It's a large room, deep in the heart of Texas. There is a large crowd of men and women on their way to Iraq and Afghanistan, many for their second, third or more tours. Suddenly shot ring out and men and women around you start to fall. You hit the deck and try to get behind something, anything. At the same time you try to shield someone, that's what you do when you're a warrior. And you start to pray and to curse the people who decided all the weapons need to be locked up, for safety. Safety.
This is what our bothers and sisters faced down in Fort Hood. A stateside military base is a gun free zone. The guns are kept locked up except when the brass want the troops to do something. And most of the time when the troops do have the shootin' irons, like when they get trained in marching around and such, the ammo is locked up. The Armed Forces are terrified of the idea that soldiers will go around shooting each other over two dollar bets and who gets first crack at that slightly overweight divorcee working the swing shift at the Dew Drop Inn.
The brass didn't think that an Army Major, a doctor who got all his training on the US taxpayers dime, would start shooting. The soldiers and the brass need to review and rethink the contract. Here is the deal...I sign up and agree to wear funny, unflattering clothes and get really bad haircuts. I agree to do what I'm told and go where I'm sent. I agree to put my life in danger getting into all sorts of really silly predicaments. I agree to go where a whole slew of complete strangers want to kill me for reasons I do not fully understand. I agree to try to kill or capture those strangers under rules of engagement that makes said killing more difficult.
Now you, the brass, agree to a few things, also. The most important is that you agree to not make my risks, and my life worthless. You also agree that, when you have me place my life in danger, I be the best armed, best equipped guy on the block. Now, brass, if you are going to put people like this Nidal Malik Hasan guy in the middle of the largest Army base on the continent, give me an effing gun! I would really prefer that, once you discover that Major Hasan is writing blog entries proud of what the homicide bombers are doing you let him practice his profession of Psychiatry in a slightly better place, one more suited to his talents.
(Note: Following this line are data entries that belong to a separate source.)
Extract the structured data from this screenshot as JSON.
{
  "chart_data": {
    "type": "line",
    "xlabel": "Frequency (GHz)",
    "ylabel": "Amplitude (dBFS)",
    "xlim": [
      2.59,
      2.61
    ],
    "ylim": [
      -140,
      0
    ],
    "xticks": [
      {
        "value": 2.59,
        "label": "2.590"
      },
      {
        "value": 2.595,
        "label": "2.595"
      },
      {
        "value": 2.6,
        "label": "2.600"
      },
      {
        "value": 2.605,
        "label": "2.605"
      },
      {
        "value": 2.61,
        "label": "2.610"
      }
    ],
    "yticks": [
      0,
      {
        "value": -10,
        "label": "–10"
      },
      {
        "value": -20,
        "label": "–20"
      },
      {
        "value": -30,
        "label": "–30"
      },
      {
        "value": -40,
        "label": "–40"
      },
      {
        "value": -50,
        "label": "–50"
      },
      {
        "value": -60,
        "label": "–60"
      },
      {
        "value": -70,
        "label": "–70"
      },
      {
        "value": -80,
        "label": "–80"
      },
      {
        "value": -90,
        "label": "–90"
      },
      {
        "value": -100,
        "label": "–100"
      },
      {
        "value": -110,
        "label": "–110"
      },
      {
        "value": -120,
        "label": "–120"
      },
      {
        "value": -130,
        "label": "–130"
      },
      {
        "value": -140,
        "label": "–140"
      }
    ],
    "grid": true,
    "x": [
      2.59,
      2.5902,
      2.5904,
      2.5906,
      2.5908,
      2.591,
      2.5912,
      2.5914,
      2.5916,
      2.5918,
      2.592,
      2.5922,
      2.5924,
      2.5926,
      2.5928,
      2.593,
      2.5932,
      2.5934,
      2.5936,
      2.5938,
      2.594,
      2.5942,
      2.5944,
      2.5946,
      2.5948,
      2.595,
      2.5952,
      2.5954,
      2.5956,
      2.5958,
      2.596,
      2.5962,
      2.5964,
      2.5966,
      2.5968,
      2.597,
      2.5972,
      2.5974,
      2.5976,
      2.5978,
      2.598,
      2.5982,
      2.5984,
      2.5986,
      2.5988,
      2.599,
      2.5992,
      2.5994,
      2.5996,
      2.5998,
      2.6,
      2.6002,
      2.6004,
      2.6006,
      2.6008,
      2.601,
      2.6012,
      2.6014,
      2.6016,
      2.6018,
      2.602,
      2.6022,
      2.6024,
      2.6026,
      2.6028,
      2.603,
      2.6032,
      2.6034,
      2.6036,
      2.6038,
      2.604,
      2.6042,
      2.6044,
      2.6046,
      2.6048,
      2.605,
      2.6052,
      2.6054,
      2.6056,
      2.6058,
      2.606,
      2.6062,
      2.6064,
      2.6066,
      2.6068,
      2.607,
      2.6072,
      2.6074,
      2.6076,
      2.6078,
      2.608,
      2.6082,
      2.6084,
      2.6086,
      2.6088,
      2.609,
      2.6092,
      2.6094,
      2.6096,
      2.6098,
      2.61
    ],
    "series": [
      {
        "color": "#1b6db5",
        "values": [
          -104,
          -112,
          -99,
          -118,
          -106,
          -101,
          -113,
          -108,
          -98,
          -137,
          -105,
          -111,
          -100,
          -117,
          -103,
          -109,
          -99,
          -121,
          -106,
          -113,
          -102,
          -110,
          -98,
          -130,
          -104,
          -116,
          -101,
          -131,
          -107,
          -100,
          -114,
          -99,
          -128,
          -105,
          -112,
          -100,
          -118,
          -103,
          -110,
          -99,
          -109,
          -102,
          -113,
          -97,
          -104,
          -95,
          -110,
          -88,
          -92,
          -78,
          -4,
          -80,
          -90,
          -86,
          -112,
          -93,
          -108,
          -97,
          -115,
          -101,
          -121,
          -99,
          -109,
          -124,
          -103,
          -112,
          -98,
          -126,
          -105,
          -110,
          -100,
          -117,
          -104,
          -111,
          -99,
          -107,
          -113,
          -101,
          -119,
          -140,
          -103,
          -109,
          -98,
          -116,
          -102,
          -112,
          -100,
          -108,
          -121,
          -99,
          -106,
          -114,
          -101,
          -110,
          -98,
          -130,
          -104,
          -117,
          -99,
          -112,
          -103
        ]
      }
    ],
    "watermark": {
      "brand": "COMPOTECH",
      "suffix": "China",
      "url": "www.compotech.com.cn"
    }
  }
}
Like maybe inside the Federal Max Security Prison in Marion Illinois. Or perhaps on our government since it sure seems as if they need a shrink. Anyhow, brass, you are not supposed to put me, unarmed, into a big room with a nutcase armed with two pistols and God only knows how many loaded magazines and me and my pards nothing but our butts hanging in the breeze. Remember, brass, if my life doesn't mean much to you it still means a lot to my family.
Oh, and brass, please tell the FBI that it was too a terror incident. Okay, maybe this clown didn't belong to alQueda. It's quite probable he was acting alone. Please, brass, tell the FBI to look at the pictures of those wives and husbands waiting for word of their spouses and ask them again, was it terror? If they again say no, hit them in the face with a shovel and get some Federal cops with half a brain.